Devlin Warren: I don’t know what to say. Never begged before. Turned my stomach. I suppose I should have been grateful that you gave me the job.

McLintock: Gave? Boy, you’ve got it all wrong. I don’t give jobs, I hire men.

***

McLintock: Agard, if you knew anything about Indians, you’d know that they’re doing their level best to put up with our so-called ‘benevolent patronage’ in spite of the nincompoops that’ve been put in charge of it!

***

Then the marvelous father-daughter talk showing McLintock’s character:

McLintock: Becky! Come here. Somethin’ I ought to tell you. Guess now’s as good a time as any. You’re going to have every young buck west of the Missouri around here tryin’ to marry you – mostly because you’re a handsome filly, but partly because I own everything in this country from here to there. They’ll think you’re going to inherit it. Well, you’re not. I’m going to leave most of it to, well, to the nation really, for a park where no lumbermen’ll cut down all the trees for houses with leaky roofs. Nobody’ll kill all the beaver for hats for dudes nor murder the buffalo for robes. What I’m going to give you is a 500 cow spread on the Upper Green River. Now that may not seem like much, but it’s more than we had, your mother and I. Some folks are gonna say I’m doin’ all this so I can sit up in the hereafter and look down on a park named after me, or that I was disappointed in you – didn’t want you to get all that money. But the real reason, Becky, is because I love you, and I want you and some young man to have what I had, because all the gold in the United States Treasury and all the harp music in heaven can’t equal what happens between a man and a woman with all that growin’ together. I can’t explain it any better than that.
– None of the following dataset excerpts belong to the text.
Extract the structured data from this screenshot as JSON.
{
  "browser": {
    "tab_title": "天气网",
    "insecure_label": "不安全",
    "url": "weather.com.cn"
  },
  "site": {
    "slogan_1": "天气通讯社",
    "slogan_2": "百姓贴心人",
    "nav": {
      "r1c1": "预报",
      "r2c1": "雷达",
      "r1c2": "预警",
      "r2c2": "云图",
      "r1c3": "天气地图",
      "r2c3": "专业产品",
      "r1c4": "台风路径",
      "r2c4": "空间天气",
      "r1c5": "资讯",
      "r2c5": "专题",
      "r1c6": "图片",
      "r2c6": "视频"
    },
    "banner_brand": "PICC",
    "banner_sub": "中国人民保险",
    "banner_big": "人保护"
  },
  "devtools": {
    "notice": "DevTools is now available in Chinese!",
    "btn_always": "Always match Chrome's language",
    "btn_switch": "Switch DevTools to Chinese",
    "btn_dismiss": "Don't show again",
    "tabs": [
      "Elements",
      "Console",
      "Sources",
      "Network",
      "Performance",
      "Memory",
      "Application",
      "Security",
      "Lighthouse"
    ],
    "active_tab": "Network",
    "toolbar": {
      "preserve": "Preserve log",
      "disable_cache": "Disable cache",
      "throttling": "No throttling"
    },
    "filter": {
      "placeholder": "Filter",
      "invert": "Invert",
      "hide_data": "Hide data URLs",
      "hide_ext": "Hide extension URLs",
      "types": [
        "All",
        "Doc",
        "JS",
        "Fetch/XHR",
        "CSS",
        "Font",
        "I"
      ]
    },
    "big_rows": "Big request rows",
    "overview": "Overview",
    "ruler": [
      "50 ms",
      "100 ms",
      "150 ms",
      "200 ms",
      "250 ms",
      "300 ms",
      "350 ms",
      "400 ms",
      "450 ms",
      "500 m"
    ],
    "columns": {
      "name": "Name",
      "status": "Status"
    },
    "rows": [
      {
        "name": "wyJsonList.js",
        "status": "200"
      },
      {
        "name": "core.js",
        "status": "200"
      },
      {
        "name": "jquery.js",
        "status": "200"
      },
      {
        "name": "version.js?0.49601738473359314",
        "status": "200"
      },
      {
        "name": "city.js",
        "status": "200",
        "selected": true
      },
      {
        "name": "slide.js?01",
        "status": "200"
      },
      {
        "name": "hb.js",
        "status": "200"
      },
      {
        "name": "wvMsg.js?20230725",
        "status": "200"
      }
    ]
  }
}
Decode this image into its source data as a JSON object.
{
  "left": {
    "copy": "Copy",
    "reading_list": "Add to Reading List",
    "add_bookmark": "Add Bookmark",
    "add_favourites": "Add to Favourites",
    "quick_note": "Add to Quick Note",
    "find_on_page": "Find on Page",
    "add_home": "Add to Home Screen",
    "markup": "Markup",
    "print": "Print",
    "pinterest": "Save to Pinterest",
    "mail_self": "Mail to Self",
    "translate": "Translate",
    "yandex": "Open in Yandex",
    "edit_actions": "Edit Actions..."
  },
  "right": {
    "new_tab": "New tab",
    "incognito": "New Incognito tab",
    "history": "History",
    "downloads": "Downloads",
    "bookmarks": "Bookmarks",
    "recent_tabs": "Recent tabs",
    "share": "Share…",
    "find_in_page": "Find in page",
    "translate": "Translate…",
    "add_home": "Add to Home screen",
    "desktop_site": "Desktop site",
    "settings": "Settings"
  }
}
McLintock not so liberated when it comes to women…

The above statement GW offers to his daughter ends with an ideal-world view of a man’s wanting to love and grow old with a woman through thick and thin. GW is also shown to be hopelessly still in love and lust with his separated wife Katherine (Maureen O’Hara). But you can tell GW still clings to the old ways of ‘me Tarzan you woman’ in his strategies to win back the fiery Katherine—who likes the finer things and has been associating with more politically correct, but less manly men like the governor. [The movie inspired by Shakespeare’s Taming of the Shrew.]

McLintock was released in the same year as Betty Friedan’s The Feminine Mystique, which launched the women’s liberation movement. So many cultural shifts and divides were set in motion in the 1960s, perhaps none so fundamental as women coming into their own. [Until that time in many states, women were known as either Miss <maiden name> or Mrs. <husband’s surname>. Often, a married woman could not have her own bank account or have her full name listed in the phone directory.] And you can tell the writers and the Duke himself felt some awkwardness toward how to deal with the new independent woman. Which leads to a fairly regressive climactic scene.

The producers made a blockbuster, big-country movie that people flooded the theaters to see. Personally, I’ve been through so many high-budget, good-natured brawls and SunFLOWerbreakup/makeup scenes of the jealous woman and hard-living tenderhearted man that I’m all clichéd out. But I do find that the writers deftly lay in a fine set of ideas, with characters worthy of them, among the slapstick sequences catering to the cheap seats. McLintock is ‘different’ for the genre, and definitely worth a visit or a revisit.